My response to "Why the Arabic World Turned Away from Science"

Subject: RE: Why the Arabic World Turned Away from Science


Dear Dr Ben Ammar,


Thanks for sharing this controversial and perhaps confusing article. It starts with stating the greatness of the Muslims' contribution to science at a certain age, which the writer described as the ‘golden age’ though made every possible effort to relate that greatness to external factors. He has also tried hard to validate his points by first praising Muslims then turning quite hardly and inconsistently, at times, to make the problem lies within Islam itself and not any of the socio-political factors that he mentioned.

I cannot respond to every single point he made (especially the areas that are beyond my expertise and knowledge) but there are few general comments that I can share. First, using the term ‘Islam’ is misleading and misguided in many ways. Which version of ‘Islam’ the author was referring to? He, himself, acknowledged that there are eras, sects and ideologies. Any of them can described as ‘Islam’, if you want to whether praise or condemn the faith.

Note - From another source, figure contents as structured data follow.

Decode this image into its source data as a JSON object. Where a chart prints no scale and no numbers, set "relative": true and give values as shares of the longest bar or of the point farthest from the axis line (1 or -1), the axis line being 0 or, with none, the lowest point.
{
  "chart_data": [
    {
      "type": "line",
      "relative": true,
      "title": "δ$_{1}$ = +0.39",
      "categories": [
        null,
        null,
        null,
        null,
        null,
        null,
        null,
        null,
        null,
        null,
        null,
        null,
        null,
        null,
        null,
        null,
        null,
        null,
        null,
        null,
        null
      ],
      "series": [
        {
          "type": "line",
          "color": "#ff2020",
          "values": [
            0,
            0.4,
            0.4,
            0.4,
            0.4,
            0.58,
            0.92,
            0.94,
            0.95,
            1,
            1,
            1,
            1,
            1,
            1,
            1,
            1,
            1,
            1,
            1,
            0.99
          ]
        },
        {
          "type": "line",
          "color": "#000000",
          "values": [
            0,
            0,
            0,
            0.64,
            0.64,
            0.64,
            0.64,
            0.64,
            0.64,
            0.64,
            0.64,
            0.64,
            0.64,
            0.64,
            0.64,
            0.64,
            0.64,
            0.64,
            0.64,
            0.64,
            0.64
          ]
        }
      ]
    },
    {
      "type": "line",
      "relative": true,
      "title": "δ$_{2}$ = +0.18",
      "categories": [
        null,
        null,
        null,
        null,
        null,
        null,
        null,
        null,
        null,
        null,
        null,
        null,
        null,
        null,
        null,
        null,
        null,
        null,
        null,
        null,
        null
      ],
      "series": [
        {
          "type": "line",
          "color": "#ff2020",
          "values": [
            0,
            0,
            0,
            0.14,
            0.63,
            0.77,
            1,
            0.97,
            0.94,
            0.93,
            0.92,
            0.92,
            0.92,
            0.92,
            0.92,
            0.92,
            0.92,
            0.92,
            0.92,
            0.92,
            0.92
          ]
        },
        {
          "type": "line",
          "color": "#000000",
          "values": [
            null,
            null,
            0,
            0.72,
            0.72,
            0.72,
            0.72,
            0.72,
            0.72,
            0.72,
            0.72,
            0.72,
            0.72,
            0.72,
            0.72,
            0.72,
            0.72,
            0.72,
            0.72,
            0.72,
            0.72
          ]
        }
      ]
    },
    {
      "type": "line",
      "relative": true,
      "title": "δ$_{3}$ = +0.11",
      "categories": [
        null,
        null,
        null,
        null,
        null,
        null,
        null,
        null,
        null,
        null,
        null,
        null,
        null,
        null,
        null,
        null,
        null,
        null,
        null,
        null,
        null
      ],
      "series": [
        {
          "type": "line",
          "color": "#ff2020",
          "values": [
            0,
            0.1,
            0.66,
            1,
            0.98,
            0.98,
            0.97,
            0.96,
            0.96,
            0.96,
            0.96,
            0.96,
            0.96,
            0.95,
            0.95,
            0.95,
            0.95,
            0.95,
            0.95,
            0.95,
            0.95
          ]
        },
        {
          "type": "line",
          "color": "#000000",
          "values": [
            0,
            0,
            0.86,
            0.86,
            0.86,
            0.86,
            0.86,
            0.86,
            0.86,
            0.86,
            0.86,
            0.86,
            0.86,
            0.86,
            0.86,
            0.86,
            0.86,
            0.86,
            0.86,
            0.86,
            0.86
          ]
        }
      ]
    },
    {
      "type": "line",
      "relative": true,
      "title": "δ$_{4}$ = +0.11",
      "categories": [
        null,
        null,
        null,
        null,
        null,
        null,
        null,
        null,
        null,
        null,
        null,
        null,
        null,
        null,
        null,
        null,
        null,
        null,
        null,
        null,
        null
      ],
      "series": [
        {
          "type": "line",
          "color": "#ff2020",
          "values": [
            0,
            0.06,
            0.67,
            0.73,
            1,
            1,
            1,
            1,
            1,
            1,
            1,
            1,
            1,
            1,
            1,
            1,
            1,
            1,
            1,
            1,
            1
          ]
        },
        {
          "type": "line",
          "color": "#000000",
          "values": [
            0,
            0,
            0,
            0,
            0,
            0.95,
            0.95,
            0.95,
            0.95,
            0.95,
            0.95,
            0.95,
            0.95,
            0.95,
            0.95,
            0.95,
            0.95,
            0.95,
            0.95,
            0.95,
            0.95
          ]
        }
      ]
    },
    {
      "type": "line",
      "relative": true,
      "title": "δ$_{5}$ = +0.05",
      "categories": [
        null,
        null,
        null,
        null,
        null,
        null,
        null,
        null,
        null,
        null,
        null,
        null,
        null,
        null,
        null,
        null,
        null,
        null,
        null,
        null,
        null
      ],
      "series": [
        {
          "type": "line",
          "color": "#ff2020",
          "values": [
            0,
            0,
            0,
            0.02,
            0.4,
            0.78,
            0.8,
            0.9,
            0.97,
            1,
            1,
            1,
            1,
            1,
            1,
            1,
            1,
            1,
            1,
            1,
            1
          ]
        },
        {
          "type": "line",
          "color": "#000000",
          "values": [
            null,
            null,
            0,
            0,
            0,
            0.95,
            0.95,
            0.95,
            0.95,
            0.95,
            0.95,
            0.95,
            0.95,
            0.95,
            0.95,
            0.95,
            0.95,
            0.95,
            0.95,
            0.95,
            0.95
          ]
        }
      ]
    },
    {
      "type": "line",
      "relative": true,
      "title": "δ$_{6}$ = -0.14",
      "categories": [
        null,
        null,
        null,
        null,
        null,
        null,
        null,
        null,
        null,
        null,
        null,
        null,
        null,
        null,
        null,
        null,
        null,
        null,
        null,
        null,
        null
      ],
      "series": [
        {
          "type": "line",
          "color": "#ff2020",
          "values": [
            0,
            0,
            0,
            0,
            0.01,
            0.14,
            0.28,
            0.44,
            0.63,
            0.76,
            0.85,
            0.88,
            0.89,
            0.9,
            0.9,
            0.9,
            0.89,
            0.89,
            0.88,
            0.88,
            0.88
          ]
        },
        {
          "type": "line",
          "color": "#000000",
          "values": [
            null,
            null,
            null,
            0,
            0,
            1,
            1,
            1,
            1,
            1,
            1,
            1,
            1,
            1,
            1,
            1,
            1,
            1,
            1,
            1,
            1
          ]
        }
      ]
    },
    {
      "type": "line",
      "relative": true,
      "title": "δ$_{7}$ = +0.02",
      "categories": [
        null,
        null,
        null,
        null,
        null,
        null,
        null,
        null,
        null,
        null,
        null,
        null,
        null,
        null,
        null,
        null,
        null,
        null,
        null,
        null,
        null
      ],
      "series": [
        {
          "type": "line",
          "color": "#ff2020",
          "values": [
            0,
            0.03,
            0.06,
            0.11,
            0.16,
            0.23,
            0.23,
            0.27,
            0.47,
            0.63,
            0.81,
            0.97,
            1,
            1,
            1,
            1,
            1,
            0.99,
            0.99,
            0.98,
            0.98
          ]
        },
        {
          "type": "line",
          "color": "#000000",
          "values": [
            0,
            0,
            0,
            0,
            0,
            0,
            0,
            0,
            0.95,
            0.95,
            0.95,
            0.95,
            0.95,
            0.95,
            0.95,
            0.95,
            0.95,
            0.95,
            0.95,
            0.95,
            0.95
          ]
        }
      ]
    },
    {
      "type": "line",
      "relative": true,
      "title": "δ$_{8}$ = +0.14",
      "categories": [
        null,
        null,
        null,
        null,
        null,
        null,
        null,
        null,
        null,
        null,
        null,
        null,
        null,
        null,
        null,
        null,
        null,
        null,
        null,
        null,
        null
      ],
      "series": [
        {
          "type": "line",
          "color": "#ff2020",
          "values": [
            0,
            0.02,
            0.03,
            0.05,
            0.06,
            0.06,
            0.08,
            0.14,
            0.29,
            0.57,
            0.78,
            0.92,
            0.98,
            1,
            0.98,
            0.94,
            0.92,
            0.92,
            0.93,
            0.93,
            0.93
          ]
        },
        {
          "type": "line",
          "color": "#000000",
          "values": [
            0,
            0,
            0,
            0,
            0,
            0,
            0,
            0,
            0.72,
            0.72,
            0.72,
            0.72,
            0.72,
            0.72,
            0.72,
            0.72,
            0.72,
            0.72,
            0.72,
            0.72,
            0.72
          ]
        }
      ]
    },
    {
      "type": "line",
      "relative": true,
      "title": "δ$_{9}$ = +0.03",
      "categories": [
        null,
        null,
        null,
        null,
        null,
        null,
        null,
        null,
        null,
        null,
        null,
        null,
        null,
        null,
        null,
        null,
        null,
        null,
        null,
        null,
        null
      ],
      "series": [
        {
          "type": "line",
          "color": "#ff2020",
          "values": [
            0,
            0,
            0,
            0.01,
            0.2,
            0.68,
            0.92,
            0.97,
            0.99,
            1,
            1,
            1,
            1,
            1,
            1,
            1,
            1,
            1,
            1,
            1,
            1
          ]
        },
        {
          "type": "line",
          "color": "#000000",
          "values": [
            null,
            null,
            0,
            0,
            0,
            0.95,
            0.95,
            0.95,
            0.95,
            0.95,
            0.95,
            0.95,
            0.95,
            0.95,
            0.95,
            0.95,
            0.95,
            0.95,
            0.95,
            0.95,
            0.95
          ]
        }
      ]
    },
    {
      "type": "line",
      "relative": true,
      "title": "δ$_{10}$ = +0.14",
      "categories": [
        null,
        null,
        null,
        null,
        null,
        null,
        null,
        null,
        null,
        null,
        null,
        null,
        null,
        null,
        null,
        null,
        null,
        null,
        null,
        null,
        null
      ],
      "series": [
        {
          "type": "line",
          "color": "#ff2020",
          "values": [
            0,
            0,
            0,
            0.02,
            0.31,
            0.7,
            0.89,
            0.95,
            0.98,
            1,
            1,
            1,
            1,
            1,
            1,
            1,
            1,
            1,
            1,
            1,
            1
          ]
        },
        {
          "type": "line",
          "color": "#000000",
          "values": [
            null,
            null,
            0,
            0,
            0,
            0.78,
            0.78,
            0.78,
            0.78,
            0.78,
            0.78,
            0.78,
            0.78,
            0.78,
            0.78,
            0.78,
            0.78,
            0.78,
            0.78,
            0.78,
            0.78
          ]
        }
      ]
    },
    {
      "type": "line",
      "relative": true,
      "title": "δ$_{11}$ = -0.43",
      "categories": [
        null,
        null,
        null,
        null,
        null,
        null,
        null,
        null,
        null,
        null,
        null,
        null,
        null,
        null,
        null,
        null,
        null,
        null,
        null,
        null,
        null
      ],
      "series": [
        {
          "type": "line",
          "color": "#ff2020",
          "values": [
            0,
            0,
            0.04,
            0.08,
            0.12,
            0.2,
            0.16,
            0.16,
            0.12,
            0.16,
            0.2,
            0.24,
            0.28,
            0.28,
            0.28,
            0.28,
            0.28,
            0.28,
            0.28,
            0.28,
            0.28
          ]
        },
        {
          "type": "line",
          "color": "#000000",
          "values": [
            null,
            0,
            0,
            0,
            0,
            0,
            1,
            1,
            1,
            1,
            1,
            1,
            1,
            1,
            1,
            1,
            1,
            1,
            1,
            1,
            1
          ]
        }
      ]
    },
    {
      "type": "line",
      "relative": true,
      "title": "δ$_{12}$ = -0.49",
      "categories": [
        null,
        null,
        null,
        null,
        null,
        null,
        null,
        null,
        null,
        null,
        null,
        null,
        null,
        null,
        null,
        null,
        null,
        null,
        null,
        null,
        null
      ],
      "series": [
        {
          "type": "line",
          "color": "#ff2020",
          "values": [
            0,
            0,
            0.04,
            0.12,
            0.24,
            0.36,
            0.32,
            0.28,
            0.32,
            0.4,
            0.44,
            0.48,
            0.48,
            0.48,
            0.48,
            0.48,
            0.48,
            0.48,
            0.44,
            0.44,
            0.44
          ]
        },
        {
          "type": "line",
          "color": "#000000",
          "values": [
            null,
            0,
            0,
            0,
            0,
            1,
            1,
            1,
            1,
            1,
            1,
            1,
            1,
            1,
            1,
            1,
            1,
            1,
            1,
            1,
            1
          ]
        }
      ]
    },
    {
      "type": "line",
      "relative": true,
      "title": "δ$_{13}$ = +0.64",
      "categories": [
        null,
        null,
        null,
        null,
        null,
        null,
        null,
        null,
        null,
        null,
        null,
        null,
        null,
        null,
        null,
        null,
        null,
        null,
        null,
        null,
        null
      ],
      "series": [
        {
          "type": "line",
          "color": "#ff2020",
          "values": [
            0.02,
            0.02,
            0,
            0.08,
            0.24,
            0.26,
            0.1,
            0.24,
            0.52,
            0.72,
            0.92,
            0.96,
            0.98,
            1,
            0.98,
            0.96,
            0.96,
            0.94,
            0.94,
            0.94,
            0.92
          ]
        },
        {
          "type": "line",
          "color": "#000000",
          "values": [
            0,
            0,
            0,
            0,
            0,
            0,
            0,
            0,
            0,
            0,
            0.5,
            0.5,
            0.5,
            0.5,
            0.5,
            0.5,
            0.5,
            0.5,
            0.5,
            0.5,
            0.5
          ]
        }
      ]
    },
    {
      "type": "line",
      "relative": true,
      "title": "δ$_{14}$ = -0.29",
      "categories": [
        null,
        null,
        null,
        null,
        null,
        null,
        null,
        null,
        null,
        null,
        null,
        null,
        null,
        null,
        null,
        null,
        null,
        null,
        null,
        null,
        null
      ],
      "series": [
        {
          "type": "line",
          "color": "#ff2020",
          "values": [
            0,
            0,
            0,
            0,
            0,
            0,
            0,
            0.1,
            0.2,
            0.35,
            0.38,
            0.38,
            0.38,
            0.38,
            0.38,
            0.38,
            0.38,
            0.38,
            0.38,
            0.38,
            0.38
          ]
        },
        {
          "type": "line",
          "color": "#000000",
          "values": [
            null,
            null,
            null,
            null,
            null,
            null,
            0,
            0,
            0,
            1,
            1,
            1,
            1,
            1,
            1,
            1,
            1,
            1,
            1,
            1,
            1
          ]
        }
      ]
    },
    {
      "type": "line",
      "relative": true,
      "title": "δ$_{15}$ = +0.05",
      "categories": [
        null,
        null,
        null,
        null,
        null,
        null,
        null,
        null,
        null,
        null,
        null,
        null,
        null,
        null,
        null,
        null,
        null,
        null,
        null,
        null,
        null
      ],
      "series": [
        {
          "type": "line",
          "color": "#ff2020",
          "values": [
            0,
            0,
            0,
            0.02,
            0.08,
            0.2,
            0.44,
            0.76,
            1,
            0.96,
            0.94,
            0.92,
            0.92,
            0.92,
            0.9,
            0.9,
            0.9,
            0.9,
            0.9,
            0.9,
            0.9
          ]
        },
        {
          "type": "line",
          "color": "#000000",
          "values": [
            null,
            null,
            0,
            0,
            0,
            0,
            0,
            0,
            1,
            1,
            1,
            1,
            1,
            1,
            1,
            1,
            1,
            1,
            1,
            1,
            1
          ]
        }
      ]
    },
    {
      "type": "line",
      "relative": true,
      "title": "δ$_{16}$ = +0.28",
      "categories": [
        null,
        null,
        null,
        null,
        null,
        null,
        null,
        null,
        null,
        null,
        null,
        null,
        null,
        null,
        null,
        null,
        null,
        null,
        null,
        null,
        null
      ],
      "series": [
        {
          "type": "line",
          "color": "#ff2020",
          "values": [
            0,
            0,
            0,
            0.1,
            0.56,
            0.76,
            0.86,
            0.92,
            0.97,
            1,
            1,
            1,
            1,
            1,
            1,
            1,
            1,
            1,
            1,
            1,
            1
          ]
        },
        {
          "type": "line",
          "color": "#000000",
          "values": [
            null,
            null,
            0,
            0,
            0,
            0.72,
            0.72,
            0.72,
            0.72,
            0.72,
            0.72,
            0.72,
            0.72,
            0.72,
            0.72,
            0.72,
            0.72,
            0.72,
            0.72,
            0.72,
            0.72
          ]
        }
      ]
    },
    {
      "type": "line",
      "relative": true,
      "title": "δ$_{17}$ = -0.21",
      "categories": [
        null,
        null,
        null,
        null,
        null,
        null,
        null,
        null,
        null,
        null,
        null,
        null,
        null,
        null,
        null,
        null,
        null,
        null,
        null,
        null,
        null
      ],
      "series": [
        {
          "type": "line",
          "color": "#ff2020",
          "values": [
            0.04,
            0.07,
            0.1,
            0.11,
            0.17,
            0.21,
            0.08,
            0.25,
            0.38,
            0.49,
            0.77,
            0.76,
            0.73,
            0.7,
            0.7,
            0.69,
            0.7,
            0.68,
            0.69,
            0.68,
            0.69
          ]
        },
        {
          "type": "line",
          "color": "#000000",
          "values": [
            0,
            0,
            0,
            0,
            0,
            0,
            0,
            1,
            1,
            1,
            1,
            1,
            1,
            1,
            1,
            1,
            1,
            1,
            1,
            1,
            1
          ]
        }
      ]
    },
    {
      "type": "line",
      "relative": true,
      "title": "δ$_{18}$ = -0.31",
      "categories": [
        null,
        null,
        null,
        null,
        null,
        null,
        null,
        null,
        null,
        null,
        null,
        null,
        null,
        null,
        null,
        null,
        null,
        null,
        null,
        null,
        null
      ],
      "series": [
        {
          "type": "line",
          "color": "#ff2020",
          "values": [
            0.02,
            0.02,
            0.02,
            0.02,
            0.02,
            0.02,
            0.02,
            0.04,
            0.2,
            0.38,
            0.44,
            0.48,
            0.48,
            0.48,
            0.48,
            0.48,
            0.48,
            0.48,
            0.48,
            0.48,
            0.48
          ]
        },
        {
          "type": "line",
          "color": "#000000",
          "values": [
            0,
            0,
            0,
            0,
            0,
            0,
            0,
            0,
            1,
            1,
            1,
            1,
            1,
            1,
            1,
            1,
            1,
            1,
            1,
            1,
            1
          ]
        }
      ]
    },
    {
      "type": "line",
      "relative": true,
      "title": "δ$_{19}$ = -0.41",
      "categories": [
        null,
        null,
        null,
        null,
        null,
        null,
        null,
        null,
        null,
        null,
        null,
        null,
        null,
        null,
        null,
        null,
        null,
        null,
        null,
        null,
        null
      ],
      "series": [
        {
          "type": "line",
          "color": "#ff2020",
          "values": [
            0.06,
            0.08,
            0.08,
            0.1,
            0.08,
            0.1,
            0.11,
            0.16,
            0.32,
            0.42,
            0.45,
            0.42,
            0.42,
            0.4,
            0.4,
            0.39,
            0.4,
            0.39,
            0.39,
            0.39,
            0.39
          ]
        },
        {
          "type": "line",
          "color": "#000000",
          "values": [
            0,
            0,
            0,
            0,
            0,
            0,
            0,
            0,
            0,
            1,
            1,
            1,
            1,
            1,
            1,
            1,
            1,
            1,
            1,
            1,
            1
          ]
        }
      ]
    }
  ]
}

Second, there was a huge gap in knowledge about the fundamentals of Islam as explained by the main and the secondary sources of Shariya. Even more, he has failed to mention, let alone explain, that Sharia has the four integrated and inter-dependent components of: manners/ethics/morality, legislation, rituals, and transactions. He failed to elaborate how the Muslim scholars have conducted extensive mental and moral reasoning and extraction of the main Islamic jurisprudence from the main sources and not (as the author tried to impose) that there was no criticism or critical thinking whatsoever.


That said, I do agree that we need more critical thinking and self-reflection among ourselves as Muslim academics. We should do this as a continuation of the previous efforts and not to detach ourselves from our past. The tricky part, though, and in which I agree with the author is to move forward from being merely defensive of a religion and history that we do no know well only because we are failing en mass to make our present worth our pride.

We have all seen great Muslim scientists and scholars who are contributing to the body of knowledge in almost every discipline, including astronomy and you may refer to NASA’s website for its Muslim staff scientists. They are there wherever you go in every university from Harvard to oxford to the Sorbonne to any other prestigious institution. We all know that being a Nobel laureate is only one indicator of such contribution but another internally renowned prizes like King Faisal’s use the same standards of Nobel and many of its rules nad judges to give their prizes. Even those who never got a prize at all should be deemed as useless or non-contributors.

All of them are Muslims and many of them are practicing Muslims. They did not have to leave Islam to invent and have patents.

This brings me to the importance of the socio-political factors that the author has tried to dash in a couple of sentences as irrelevant. They are indeed. No freedom, no development. Period. Under this level of totalitarian and corrupt ruling regimes in the four corners of the Muslim world, it is impossible to imagine a real or meaningful development, research and academic contribution.

In summary, I think the author raises very genuine points that are worth discussing and not simply put aside in the usual defensive approach.